His call up came after bagging every honour available with his club and then lifting an Ulster Minor Championship in 1985 and Ulster and All-Ireland U-21 honours in 1987.

“We were probably a little lucky in the first game in the U-21 final in Tuam against the mountainous Mick Galwey, but by half-time in the replay in Roscommon, we knew we were the better team. That was special, but Cavan were waiting for us in the long grass in Cootehill the following year,” says Barry.

The Killybegs man feels, apart from the motivation of winning the final for Martin Shovlin, losing to Down in 1991 and seeing them go all the way to win the final was a kick up the backside for us.

“That was a motivating factor, as was our run for Derry the following year in 1993.”

Although the 1992 side was predominantly made up of two U-21 All-Ireland winning sides - 1982 and 1987 - McGowan says he never felt as if there was a gap between the sides. “We always had a good number of characters and there was always a gang at the back of the bus for entertainment purposes, but it helped us bond,” he says.

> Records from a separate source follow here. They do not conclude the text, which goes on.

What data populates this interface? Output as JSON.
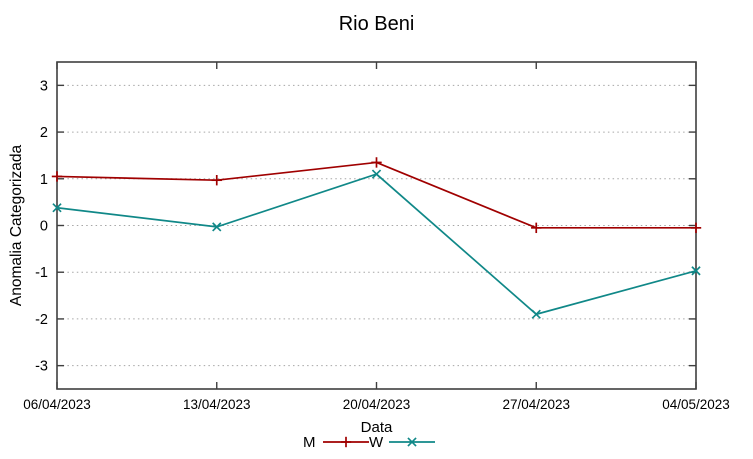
{
  "chart_data": {
    "type": "line",
    "title": "Rio Beni",
    "xlabel": "Data",
    "ylabel": "Anomalia Categorizada",
    "categories": [
      "06/04/2023",
      "13/04/2023",
      "20/04/2023",
      "27/04/2023",
      "04/05/2023"
    ],
    "series": [
      {
        "name": "M",
        "color": "#a00000",
        "marker": "plus",
        "values": [
          1.05,
          0.97,
          1.35,
          -0.05,
          -0.05
        ]
      },
      {
        "name": "W",
        "color": "#108888",
        "marker": "cross",
        "values": [
          0.38,
          -0.03,
          1.1,
          -1.9,
          -0.97
        ]
      }
    ],
    "ylim": [
      -3.5,
      3.5
    ],
    "yticks": [
      -3,
      -2,
      -1,
      0,
      1,
      2,
      3
    ],
    "grid": "horizontal-dotted",
    "legend_position": "bottom-center",
    "colors": {
      "background": "#ffffff",
      "axis": "#3f3f3f",
      "grid": "#a6a6a6",
      "text": "#000000"
    }
  }
}
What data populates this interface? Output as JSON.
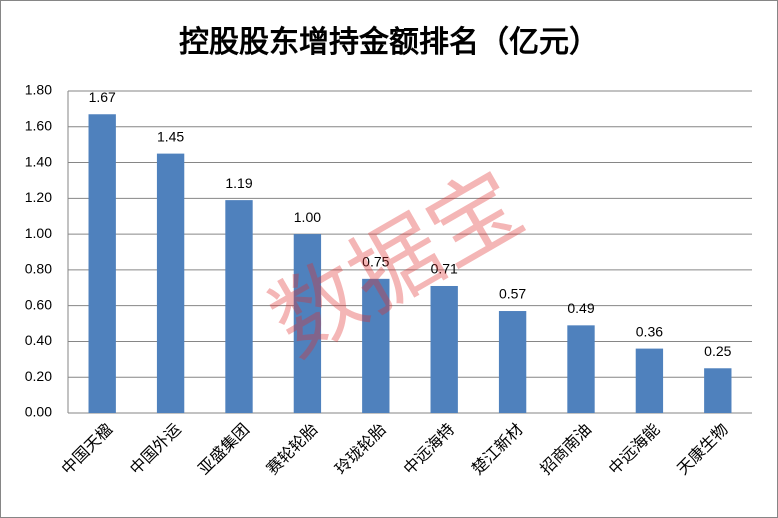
{
  "chart_data": {
    "type": "bar",
    "title": "控股股东增持金额排名（亿元）",
    "categories": [
      "中国天楹",
      "中国外运",
      "亚盛集团",
      "赛轮轮胎",
      "玲珑轮胎",
      "中远海特",
      "楚江新材",
      "招商南油",
      "中远海能",
      "天康生物"
    ],
    "values": [
      1.67,
      1.45,
      1.19,
      1.0,
      0.75,
      0.71,
      0.57,
      0.49,
      0.36,
      0.25
    ],
    "value_labels": [
      "1.67",
      "1.45",
      "1.19",
      "1.00",
      "0.75",
      "0.71",
      "0.57",
      "0.49",
      "0.36",
      "0.25"
    ],
    "color": "#4f81bd",
    "ylim": [
      0,
      1.8
    ],
    "yticks": [
      {
        "value": 0,
        "label": "0.00"
      },
      {
        "value": 0.2,
        "label": "0.20"
      },
      {
        "value": 0.4,
        "label": "0.40"
      },
      {
        "value": 0.6,
        "label": "0.60"
      },
      {
        "value": 0.8,
        "label": "0.80"
      },
      {
        "value": 1.0,
        "label": "1.00"
      },
      {
        "value": 1.2,
        "label": "1.20"
      },
      {
        "value": 1.4,
        "label": "1.40"
      },
      {
        "value": 1.6,
        "label": "1.60"
      },
      {
        "value": 1.8,
        "label": "1.80"
      }
    ],
    "grid": true,
    "watermark": "数据宝"
  }
}
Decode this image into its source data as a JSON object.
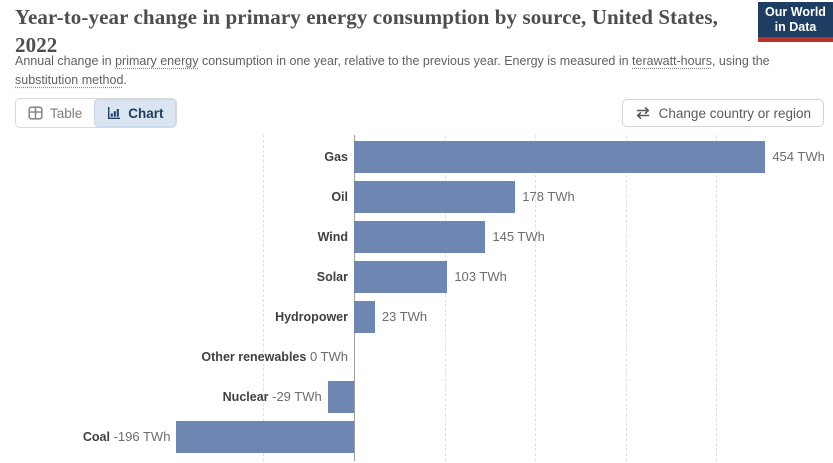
{
  "header": {
    "title": "Year-to-year change in primary energy consumption by source, United States, 2022",
    "subtitle": {
      "part1": "Annual change in ",
      "term1": "primary energy",
      "part2": " consumption in one year, relative to the previous year. Energy is measured in ",
      "term2": "terawatt-hours",
      "part3": ", using the ",
      "term3": "substitution method",
      "part4": "."
    },
    "logo": {
      "line1": "Our World",
      "line2": "in Data"
    }
  },
  "toolbar": {
    "table_label": "Table",
    "chart_label": "Chart",
    "change_country_label": "Change country or region"
  },
  "chart_data": {
    "type": "bar",
    "orientation": "horizontal",
    "title": "Year-to-year change in primary energy consumption by source, United States, 2022",
    "unit": "TWh",
    "categories": [
      "Gas",
      "Oil",
      "Wind",
      "Solar",
      "Hydropower",
      "Other renewables",
      "Nuclear",
      "Coal"
    ],
    "values": [
      454,
      178,
      145,
      103,
      23,
      0,
      -29,
      -196
    ],
    "value_labels": [
      "454 TWh",
      "178 TWh",
      "145 TWh",
      "103 TWh",
      "23 TWh",
      "0 TWh",
      "-29 TWh",
      "-196 TWh"
    ],
    "xlim": [
      -215,
      520
    ],
    "gridlines": [
      -100,
      100,
      200,
      300,
      400
    ],
    "grid": true,
    "legend": "none",
    "bar_color": "#6e87b2"
  },
  "colors": {
    "accent_navy": "#1d3d63",
    "logo_red": "#b5332b",
    "selected_tab_bg": "#dbe5f1",
    "bar": "#6e87b2",
    "gridline": "#e0e0e0",
    "zero_axis": "#9e9e9e"
  }
}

After 1993, McGowan’s involvement was always interspersed with injury - a factor that was a huge hindrance to his club and more importantly Donegal.

“I had picked up a serious knee injury and had hamstring problems and I seemed to be spending most winters recuperating, but it was always a patch-up job,” said McGowan, who hides any annoyance that might have built up because he missed so many games.

His sheer talent on the ball was a joy to watch and that was reflected by supporters in Donegal when he was selected on the Donegal Democrat Team of the Millennium in 2000. “I cherished that award and it brought home to us what supporters thought of us,” said Barry.

The Killybegs man went on to play for his club until 2002 when, as he says himself, “the enjoyment was gone”. But he still remains with the club, acting as manager alongside Manus Boyle for a few years and has had various stints at underage coaching.

That nimble footwork on the football fields will be put to good use for the club next month as he is one of the participants in the Killybegs Strictly Come Dancing which takes place in the Blue Haven on 24th March - he should look good in Magee Tailored once again.